Originally published on LinkedIn on July 7, 2023.
During the dotcom boom in the 1990s, I worked for a VC-funded internet startup. We ran on “web time” and took a move-fast-and-break-things approach.
After a few months on the job, I realized that the startup’s leadership team would pay nearly anything if it meant we could ship faster. This came as a huge surprise. My previous company had Mercedes ambitions on a Kia budget. Although the executive team at that previous company pushed us to go fast, they questioned every expense. When I balked at their scrutiny and at what I viewed as penny-wise, pound-foolish decisions, they told me: “It’s your job to figure out how to do more with less.” So I learned how to be scrappy.
Both companies wanted speed. Both would describe themselves as “fast-paced.” But at the first company, my team had to live within a “fixed envelope.” If I spent more money in one place, there was less to spend elsewhere. It was all a giant zero-sum game. At the second company, the dotcom startup, we existed in an “expanding universe.” There were no hard decisions about budget tradeoffs: everything was an “and.” We could spend money outsourcing effort AND build out our own test lab. Hire more people AND buy tools. If we spent all the money we had, it was OK: the board could always get more. (This was the height of the dotcom bubble, and there was too much money chasing too few good ideas. The board had good reason to believe they could always find more money.)
Instead of being scrappy and holding tight to the purse strings, I had to learn how use money as an accelerant.
Since then, I have successfully led in both expanding universes and fixed envelopes. Managing looks very different in the two contexts. It boils down to a simple guideline: If you’re in a fixed envelope, money is a constraint. If you’re in an expanding universe, money is a lever.

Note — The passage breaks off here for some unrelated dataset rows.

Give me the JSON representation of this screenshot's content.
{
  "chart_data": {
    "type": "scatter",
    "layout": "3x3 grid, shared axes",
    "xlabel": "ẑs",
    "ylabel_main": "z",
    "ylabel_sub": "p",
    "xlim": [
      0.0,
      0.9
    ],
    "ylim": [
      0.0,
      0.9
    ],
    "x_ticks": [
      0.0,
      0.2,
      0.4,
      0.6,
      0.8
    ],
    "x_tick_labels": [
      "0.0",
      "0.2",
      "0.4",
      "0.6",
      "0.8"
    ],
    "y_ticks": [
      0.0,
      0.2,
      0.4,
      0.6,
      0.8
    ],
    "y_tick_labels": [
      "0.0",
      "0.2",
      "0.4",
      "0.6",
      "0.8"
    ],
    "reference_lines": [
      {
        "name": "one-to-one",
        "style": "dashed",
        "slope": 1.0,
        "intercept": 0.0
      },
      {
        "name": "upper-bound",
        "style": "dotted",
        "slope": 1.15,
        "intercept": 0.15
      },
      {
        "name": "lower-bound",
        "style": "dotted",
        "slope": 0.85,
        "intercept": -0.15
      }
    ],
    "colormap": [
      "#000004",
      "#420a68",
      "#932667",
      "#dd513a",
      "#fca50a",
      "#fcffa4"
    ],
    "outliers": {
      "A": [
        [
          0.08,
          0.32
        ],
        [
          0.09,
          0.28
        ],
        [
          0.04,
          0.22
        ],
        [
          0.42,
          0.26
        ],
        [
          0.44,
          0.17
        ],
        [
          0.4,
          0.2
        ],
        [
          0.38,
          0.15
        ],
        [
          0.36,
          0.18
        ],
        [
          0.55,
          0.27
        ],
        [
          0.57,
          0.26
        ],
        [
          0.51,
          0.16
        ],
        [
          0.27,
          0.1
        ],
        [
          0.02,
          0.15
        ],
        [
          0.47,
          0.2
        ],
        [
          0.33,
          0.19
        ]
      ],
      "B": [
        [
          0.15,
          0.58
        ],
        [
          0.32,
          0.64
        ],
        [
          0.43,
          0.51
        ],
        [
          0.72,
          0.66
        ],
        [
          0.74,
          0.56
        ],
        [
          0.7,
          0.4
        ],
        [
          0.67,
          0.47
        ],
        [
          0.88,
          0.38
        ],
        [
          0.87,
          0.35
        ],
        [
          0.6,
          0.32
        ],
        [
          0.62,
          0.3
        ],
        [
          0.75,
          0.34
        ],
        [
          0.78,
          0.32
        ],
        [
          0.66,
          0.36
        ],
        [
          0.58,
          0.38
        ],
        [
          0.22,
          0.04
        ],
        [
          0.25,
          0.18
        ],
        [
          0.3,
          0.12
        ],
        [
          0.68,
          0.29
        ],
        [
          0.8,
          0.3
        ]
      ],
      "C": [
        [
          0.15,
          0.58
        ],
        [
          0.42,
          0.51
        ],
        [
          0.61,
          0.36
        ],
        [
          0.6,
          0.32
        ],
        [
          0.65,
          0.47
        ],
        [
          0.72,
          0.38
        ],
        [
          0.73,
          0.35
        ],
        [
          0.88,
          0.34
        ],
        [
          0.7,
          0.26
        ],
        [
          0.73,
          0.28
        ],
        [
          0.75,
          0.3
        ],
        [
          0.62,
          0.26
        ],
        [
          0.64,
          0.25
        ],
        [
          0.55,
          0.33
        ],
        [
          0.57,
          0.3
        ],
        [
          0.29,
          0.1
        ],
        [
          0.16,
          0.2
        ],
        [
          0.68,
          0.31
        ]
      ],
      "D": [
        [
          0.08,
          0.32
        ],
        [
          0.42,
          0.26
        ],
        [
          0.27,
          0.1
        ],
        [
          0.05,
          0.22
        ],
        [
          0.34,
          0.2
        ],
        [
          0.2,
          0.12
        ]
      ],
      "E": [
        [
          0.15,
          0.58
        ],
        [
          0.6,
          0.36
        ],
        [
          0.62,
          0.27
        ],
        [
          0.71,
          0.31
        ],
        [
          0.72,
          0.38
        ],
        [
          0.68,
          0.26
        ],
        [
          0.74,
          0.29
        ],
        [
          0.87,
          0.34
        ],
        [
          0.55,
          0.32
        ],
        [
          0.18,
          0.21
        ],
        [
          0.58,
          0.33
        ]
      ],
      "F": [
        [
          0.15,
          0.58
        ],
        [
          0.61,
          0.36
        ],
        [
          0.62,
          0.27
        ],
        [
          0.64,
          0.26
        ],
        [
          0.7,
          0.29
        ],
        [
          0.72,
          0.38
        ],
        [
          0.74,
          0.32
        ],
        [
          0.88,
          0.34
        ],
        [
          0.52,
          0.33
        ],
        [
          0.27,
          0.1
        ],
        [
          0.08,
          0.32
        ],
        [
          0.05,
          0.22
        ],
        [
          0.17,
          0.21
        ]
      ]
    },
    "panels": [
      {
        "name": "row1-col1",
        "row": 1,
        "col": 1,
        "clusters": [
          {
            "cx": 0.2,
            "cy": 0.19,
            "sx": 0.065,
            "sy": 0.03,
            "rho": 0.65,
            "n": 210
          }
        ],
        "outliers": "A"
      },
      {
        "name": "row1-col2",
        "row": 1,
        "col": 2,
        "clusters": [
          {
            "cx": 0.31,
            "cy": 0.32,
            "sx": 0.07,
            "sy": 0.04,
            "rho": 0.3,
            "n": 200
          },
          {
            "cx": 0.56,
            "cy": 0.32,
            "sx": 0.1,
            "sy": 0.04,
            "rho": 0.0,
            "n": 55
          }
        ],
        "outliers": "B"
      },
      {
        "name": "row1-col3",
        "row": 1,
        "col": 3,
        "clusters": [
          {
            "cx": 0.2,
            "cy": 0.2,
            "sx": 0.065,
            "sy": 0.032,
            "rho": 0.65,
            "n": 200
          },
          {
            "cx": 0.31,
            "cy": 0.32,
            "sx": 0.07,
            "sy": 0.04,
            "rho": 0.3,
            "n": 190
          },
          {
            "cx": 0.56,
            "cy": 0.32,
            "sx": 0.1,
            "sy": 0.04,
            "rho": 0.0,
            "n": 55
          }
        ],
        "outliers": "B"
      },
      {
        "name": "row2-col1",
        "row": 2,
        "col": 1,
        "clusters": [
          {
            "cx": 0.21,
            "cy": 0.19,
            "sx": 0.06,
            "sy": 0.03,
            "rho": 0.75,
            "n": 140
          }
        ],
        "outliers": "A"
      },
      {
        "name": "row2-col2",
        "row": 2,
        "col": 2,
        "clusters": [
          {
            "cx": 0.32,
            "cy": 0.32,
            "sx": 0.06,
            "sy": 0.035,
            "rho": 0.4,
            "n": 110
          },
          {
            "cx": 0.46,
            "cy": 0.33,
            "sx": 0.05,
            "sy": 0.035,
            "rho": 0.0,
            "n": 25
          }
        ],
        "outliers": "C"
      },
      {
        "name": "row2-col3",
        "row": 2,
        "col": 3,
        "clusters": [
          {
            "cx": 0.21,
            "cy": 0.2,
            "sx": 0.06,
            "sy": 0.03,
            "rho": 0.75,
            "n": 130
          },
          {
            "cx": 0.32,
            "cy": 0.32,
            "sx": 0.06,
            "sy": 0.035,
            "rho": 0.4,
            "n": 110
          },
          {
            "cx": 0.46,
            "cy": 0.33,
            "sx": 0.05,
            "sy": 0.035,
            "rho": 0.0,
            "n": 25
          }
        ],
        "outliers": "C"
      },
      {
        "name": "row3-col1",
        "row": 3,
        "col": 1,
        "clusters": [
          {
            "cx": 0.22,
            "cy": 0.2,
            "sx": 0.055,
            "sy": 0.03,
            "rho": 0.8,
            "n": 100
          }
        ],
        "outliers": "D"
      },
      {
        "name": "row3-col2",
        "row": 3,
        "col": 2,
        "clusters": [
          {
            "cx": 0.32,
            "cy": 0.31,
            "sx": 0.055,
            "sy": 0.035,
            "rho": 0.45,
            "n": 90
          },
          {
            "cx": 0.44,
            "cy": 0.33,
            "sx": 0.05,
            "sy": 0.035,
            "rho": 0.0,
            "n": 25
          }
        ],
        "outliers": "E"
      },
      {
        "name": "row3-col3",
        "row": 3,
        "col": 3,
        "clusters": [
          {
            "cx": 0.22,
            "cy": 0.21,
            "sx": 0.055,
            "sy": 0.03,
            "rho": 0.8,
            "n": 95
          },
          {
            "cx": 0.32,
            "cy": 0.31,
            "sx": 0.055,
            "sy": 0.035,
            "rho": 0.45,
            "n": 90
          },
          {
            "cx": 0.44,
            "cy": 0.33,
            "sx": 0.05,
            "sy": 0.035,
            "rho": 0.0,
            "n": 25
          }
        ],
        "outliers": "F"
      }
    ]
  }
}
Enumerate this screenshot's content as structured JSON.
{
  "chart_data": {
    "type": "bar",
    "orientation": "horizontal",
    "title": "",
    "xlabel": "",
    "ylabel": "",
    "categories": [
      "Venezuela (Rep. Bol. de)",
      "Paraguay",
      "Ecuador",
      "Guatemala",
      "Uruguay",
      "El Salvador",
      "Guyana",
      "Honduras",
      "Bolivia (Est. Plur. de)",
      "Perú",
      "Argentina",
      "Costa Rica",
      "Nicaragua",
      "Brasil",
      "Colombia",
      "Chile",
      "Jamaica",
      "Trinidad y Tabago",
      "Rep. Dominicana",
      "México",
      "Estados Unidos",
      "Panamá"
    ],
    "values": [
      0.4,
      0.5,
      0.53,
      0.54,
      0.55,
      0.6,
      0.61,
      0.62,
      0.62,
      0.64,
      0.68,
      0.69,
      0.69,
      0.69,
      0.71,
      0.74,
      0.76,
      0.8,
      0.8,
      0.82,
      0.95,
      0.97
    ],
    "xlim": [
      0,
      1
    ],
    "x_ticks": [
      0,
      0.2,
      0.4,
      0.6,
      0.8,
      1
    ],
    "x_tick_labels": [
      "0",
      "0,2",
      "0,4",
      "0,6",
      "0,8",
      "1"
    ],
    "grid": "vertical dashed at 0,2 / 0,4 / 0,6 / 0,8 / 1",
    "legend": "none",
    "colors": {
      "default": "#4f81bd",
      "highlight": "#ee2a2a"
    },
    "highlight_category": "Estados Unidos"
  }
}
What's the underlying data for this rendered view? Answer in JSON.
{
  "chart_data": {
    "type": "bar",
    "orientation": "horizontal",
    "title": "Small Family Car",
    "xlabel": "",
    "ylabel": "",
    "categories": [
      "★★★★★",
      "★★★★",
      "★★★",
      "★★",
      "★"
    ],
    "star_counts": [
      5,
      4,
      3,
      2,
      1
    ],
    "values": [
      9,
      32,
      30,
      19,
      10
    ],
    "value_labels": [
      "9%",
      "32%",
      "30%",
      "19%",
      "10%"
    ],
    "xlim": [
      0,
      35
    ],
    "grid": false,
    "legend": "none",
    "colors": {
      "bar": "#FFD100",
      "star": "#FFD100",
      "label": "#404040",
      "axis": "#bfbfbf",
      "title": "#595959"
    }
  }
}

Although it’s easy to describe the difference, the implications are huge. It takes practice to make the mindset shift.
You can take more and bigger risks in an expanding universe. You can give individuals and teams autonomy to experiment and explore freely. In a fixed envelope a single big failed initiative can burn through all your budget, so you have to think in small bets, be disciplined about forming clear hypotheses, put up guardrails around how long to continue any given experiment, and measure the return from those experiments diligently.
In an expanding universe you can focus on opportunities. In a fixed envelope you have to think in terms of governance.
It’s not always obvious which context you’re operating in. I’ve been at companies where my boss told me to spend freely, but then yanked the rug out from under me. You can’t necessarily look to your peers for guidance either: one division can be in an expanding universe while another is in a fixed envelope. Further, circumstances can change from month-to-month or even week-to-week depending on the company’s financial situation.
Many organizations are going through such a change right now.
Although parts of the tech industry are growing (hello, AI), much of tech is in a hiring freeze or laying people off. As of this writing, Layoffs.fyi reports that 837 tech companies have laid off 216,328 people in 2023.
If you are making the shift from an expanding universe to a fixed envelope, it’s a painful transition. You have my sympathy. The good news is that if you can learn how to operate effectively in a fixed envelope, you can be extremely effective in an expanding universe. You just have to know which one you are in.